"From Serving Life to a Life of Service"

As a training team, we have intense conversations but we no longer have conflicts.

From its inception, Prison of Peace has empowered the incarcerated to be of service to each other. By resolving conflicts as peacemakers and mediators and by teaching those skills to their peers, Prison of Peace participants create durable and sustainable programs in their institutions. For this reason, Prison of Peace requires all of the initial participants in each prison to be serving life or long-term sentences, with preference given to those serving sentences of life without parole.  In this way, Prison of Peace creates cadres of trainers who are likely to remain in the institution long after others have been released, equipping them with the skills to change their environment and pass those skills on to others.  In focusing on these men and women, Prison of Peace truly can become a self-sustaining program.

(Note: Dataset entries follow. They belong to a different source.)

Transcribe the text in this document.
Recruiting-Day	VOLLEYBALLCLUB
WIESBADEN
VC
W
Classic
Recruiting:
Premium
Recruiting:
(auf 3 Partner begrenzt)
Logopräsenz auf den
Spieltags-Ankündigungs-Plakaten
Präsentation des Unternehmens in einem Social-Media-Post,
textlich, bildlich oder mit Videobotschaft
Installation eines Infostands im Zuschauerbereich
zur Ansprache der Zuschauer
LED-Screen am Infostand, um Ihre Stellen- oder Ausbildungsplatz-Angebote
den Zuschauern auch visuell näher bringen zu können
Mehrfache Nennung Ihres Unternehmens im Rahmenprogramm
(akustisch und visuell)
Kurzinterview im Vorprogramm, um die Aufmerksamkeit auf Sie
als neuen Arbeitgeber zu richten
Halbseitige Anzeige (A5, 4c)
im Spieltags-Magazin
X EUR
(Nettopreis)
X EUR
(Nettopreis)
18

Once a cadre of at least 6 trainers (usually inmates serving life or long-term sentences) is certified, Prison of Peace is considered sustainable in that institution.  It generally takes 3 years from the first orientation through trainer certification in each institution to achieve sustainability. At that point each trainer is given an individual license to teach and administer the Prison of Peace workshop for which she/he is certified.  As a condition of the license, each Trainer is required to conduct a minimum of three full Peacemaker Workshops with groups of between 8 and 15 participants during each of the five calendar years following certification or until released from custody, whichever is sooner.